His voice rose with that familiar spark — the spark that keeps all hunters doing what they love.
“Every second of the day that you’re in there, you’re excited. Even if you’re not jumping up and down, your adrenaline is pumping. It’s just the anticipation,” Vaccaro explained.
“Every day is something new. It’s really great.”
That’s the magic of Saskatchewan’s white-tail season. Not only the deer, but everything that comes with simply being here.

Vaccaro drives to Saskatchewan each fall rather than flying. He said it makes transporting the meat back across the border much less of a hassle. (Submitted)
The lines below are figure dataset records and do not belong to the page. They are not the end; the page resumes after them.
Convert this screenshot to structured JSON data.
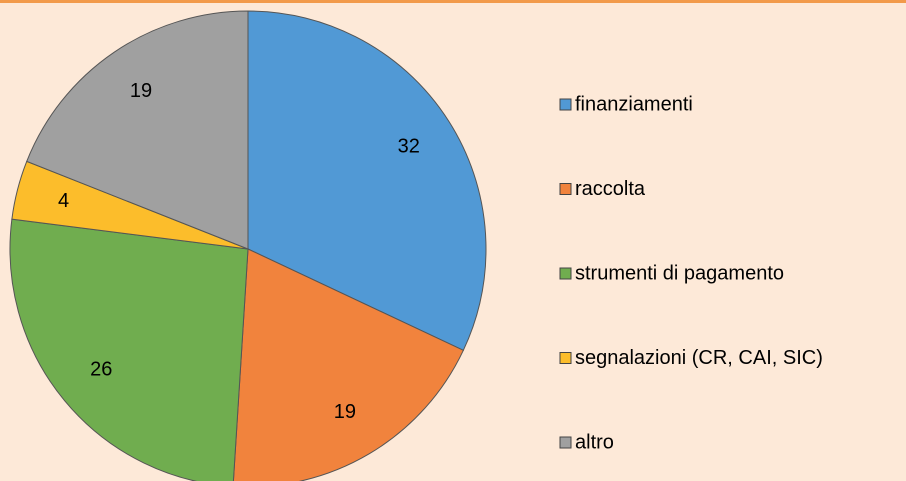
{
  "chart_data": {
    "type": "pie",
    "categories": [
      "finanziamenti",
      "raccolta",
      "strumenti di pagamento",
      "segnalazioni (CR, CAI, SIC)",
      "altro"
    ],
    "values": [
      32,
      19,
      26,
      4,
      19
    ],
    "colors": [
      "#5199d5",
      "#f1833d",
      "#70ad4f",
      "#fcbd2b",
      "#a0a0a0"
    ],
    "legend": "right"
  }
}
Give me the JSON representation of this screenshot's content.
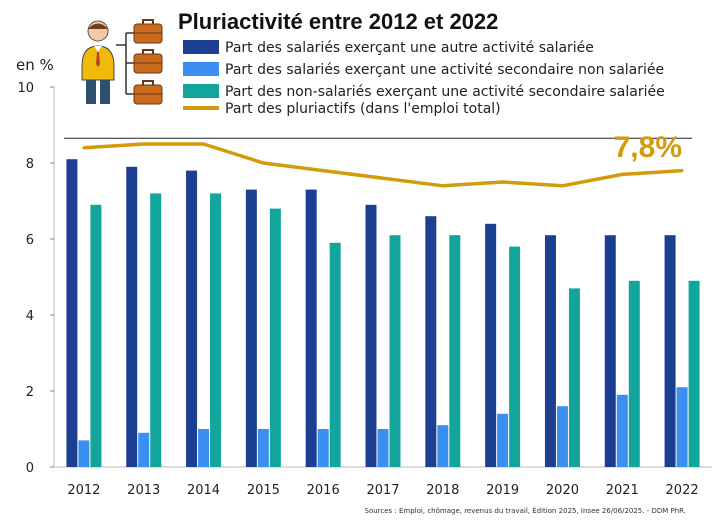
{
  "chart_data": {
    "type": "bar",
    "title": "Pluriactivité entre 2012 et 2022",
    "ylabel": "en %",
    "ylim": [
      0,
      10
    ],
    "yticks": [
      0,
      2,
      4,
      6,
      8,
      10
    ],
    "grid": false,
    "legend_position": "top",
    "categories": [
      "2012",
      "2013",
      "2014",
      "2015",
      "2016",
      "2017",
      "2018",
      "2019",
      "2020",
      "2021",
      "2022"
    ],
    "series": [
      {
        "name": "Part des salariés exerçant une autre activité salariée",
        "type": "bar",
        "color": "#1d3f91",
        "values": [
          8.1,
          7.9,
          7.8,
          7.3,
          7.3,
          6.9,
          6.6,
          6.4,
          6.1,
          6.1,
          6.1
        ]
      },
      {
        "name": "Part des salariés exerçant une activité secondaire non salariée",
        "type": "bar",
        "color": "#3a8ff0",
        "values": [
          0.7,
          0.9,
          1.0,
          1.0,
          1.0,
          1.0,
          1.1,
          1.4,
          1.6,
          1.9,
          2.1
        ]
      },
      {
        "name": "Part des non-salariés exerçant une activité secondaire salariée",
        "type": "bar",
        "color": "#12a59c",
        "values": [
          6.9,
          7.2,
          7.2,
          6.8,
          5.9,
          6.1,
          6.1,
          5.8,
          4.7,
          4.9,
          4.9
        ]
      },
      {
        "name": "Part des pluriactifs (dans l'emploi total)",
        "type": "line",
        "color": "#d39a0c",
        "values": [
          8.4,
          8.5,
          8.5,
          8.0,
          7.8,
          7.6,
          7.4,
          7.5,
          7.4,
          7.7,
          7.8
        ]
      }
    ],
    "annotations": {
      "callout_text": "7,8%",
      "callout_color": "#d39a0c",
      "reference_line_value": 8.65
    },
    "source": "Sources : Emploi, chômage, revenus du travail, Édition 2025, Insee 26/06/2025. - DDM PhR."
  },
  "icons": {
    "illustration": "worker-with-briefcases-icon"
  }
}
Still coming back, season after season
Vaccaro doesn’t pretend he’s a young man anymore.
“I’m going to be 80 my next birthday… I got a lot of aches and pains. I have fake body parts,” he mused with a grin. “But I’m in pretty good shape, so I’m going to keep doing it as long as I can.”
And as long as Timberlost Outfitting will let him reserve a spot, he plans to be there.
“If I give him a deposit for next year… now I know I have to come back, no matter what shape I’m in,” he laughed. “Because he won’t give me my money back, so I’ll just have to keep doing it!”
For Vaccaro, Saskatchewan isn’t just another dot on the map. It’s a place that speaks to him. A place that embodies everything he loves about being in the outdoors.
And in a world that changes fast, some truths stay steady. When you find the right place, it’s hard not to keep coming back.